Certain professions face more danger because of multiple occupational hazards, including railroad workers. The nature of their jobs requires exposure to dangerous situations that put their lives at risk. No matter how many safety measures they implement, one mistake can easily injure or kill them.
The Federal Railroad Administration (FRA) collects information and analyzes incidents across America to help improve risk reduction strategies and safety. They have determined these three categories based on the common factors of their monthly incident reports:
- Accidents in highway-rail grade crossings
- Incidents involving rail equipment
- Death caused by other injuries and occupational illnesses
These incidents can involve all types of people. However, the risk for railroad workers may increase because they face these threats regularly.
Other incidents that require investigation
The FRA also investigates accidents, depending on their circumstances. These incidents include:
- Collisions or derailments causing at least one severe injury or death
- Any railroad incident leading to a worker’s death
- Train accidents causing significant property damage
- Incidents involving explosions that release toxic or nuclear substances, endangering nearby communities
- Maintenance-related accidents causing severe injury or death
- Incidents caused by signal loss and system malfunctions
However, the FRA can set out an investigation based on the situation and the amount of public interest.

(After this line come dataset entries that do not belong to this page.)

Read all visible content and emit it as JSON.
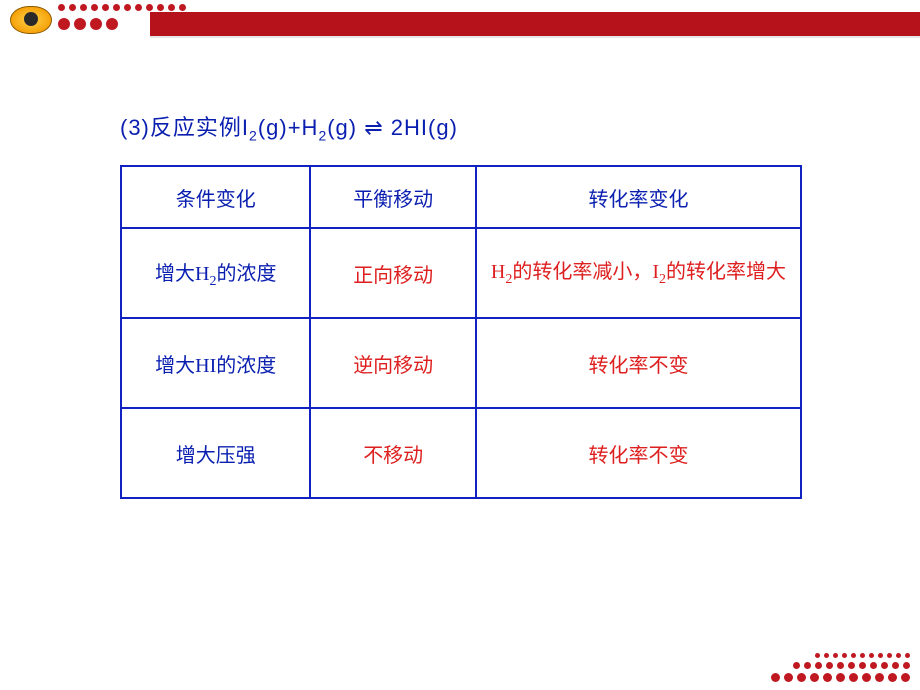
{
  "top_decor": {
    "small_dot_color": "#c01820",
    "small_dot_diameter": 7,
    "small_dot_count": 12,
    "big_dot_color": "#c01820",
    "big_dot_diameter": 12,
    "big_dot_count": 4,
    "bar_color": "#b5121b"
  },
  "title": {
    "prefix": "(3)反应实例I",
    "sub1": "2",
    "mid1": "(g)+H",
    "sub2": "2",
    "mid2": "(g)",
    "arrow_glyph": " ⇌ ",
    "tail": " 2HI(g)"
  },
  "table": {
    "headers": [
      "条件变化",
      "平衡移动",
      "转化率变化"
    ],
    "rows": [
      {
        "cond_parts": {
          "pre": "增大H",
          "sub": "2",
          "post": "的浓度"
        },
        "shift": "正向移动",
        "rate_parts": {
          "pre": "H",
          "sub1": "2",
          "mid": "的转化率减小，I",
          "sub2": "2",
          "post": "的转化率增大"
        },
        "rate_align": "left"
      },
      {
        "cond_plain": "增大HI的浓度",
        "shift": "逆向移动",
        "rate_plain": "转化率不变",
        "rate_align": "center"
      },
      {
        "cond_plain": "增大压强",
        "shift": "不移动",
        "rate_plain": "转化率不变",
        "rate_align": "center"
      }
    ],
    "border_color": "#1022c0",
    "header_text_color": "#0a1fb0",
    "cond_text_color": "#0a1fb0",
    "value_text_color": "#de1f1f"
  },
  "bottom_decor": {
    "rows": [
      {
        "count": 11,
        "diameter": 5,
        "color": "#c01820"
      },
      {
        "count": 11,
        "diameter": 7,
        "color": "#c01820"
      },
      {
        "count": 11,
        "diameter": 9,
        "color": "#c01820"
      }
    ]
  }
}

Protecting railroad workers
The government acknowledges the dangers surrounding this industry, leading them to establish the Federal Employers Liability Act (FELA). This policy provides railroad workers protection and compensation if they suffer work-related injuries.
However, an injured railroad worker must take the following steps to support their FELA claim:
- Receive medical care immediately.
- Submit an injury report and keep a copy.
- Document any unsafe working conditions that may have contributed to the injury.
Your claim’s validity can depend on the injury’s circumstances, so recording essential details can help prevent disqualification.